On December 10, Canadian Minister of Finance Chrystia Freeland and Minister of International trade Mary Ng sent a letter to Washington’s congressional leadership to warn against retaliations if the Build Back Better Act passed in the current form.
According to the ministers, the United States’ Build Back Better Act contains “provisions that are discriminatory against Canada, Canadian workers and our auto industry”.
US$12k of tax credit for American-built electric vehicles
The U.S. Build Back Better Act is a massive initiative across a broad arrays of areas like labor, education, healthcare, immigration, taxes or the environment. The original version provisioned a cost of $3.3 trillion but the price was then lowered to about $2.2 trillion.
One of the Build Back Better Act initiative would give tax credits worth US$12,500 to a middle-class family if it buys an electric vehicle “made in America with American materials and union labor”.
The bill has passed in the House of representatives and awaits approval in Senate.
On November 17, Prime Minister Justice Trudeau said he was “a little bit concerned” by the electric vehicle tax credits proposed by the United States administration on American-built cars.
In October, Mary Ng had already sent a letter informing the bill “would have a major adverse impact on the future of electric vehicles and automotive production in Canada”.
Because the electric vehicle tax credits currently proposed would be equivalent to 34% tariff on Canadian-assembled electric vehicles according to Canadian officials.
For Canada, a violation of the USMCA agreement
The proposed bill is “a de facto abrogation” of the Canada-United States-Mexico Agreement, the newest free trade agreement entered in force in 2020 and replacing NAFTA.
Mexico also denounced the U.S. tax credit scheme as a violation of the USMCA.
The USMCA — or CUSMA — requires that 75% of the content value of a vehicle comes from these three North American countries (vs. 62.5% with NAFTA).
Canada may not have a flagship car-maker brand but the country is a large manufacturer as the automotive industry is globally interconnected.
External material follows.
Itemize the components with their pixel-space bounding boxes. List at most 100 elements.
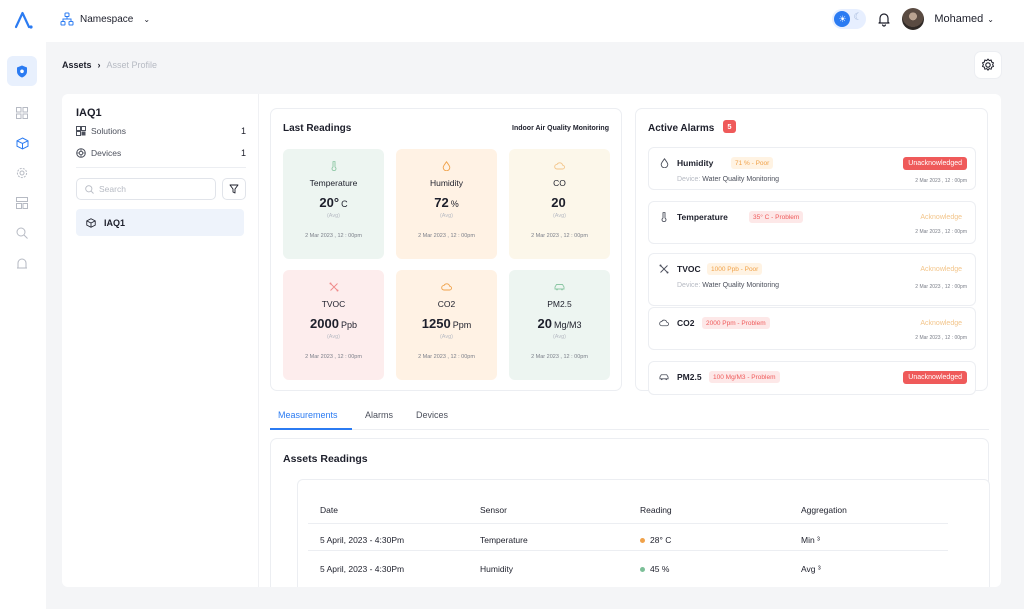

According to the Canadian Vehicle Manufacturers’ Association, auto components may cross North American borders as many as 8 times before being installed in a final assembly line.
Vehicles is the second largest Canadian export by value, of which 93% was exported to the U.S. in 2020.
On the other hand, vehicles assembled in Canada are made with 50% of parts coming from the U.S. Moreover, Canada buys about 10% of the U.S. car production, making it the first export market for American cars.
“Canada will defend its interests”, the latest letter warns.
Potential retaliation with increased tariffs against U.S. products
And Canada laid out the potential pay back it could apply if the tax credit were to be adopted. Canada could suspend dairy tariff-rate quotas or delay the implementation of copyright changes.
Under the USMCA, U.S. ultra-filtered milk entering into Canada is not restricted anymore. U.S. producers have also access to an additional 3.6% of Canada’s dairy market.
With the USMCA, Canada agreed to align its copyright terms with the U.S. by extending them from 50 years to 70 years after an author’s death.
Canadian government is also going to draw a list of U.S. products potentially impacted by tariffs. It would include the auto sector but the measures would be extended across several industries as a retaliation.
In 2018, when the U.S. increased tariffs on steel and aluminum, Canada retaliated with the same tariffs and added a 10% tariff on U.S. consumer items like Kentucky bourbon, playing cards, lawn mowers, ketchup or boats. A year later, both sides ended the tariffs.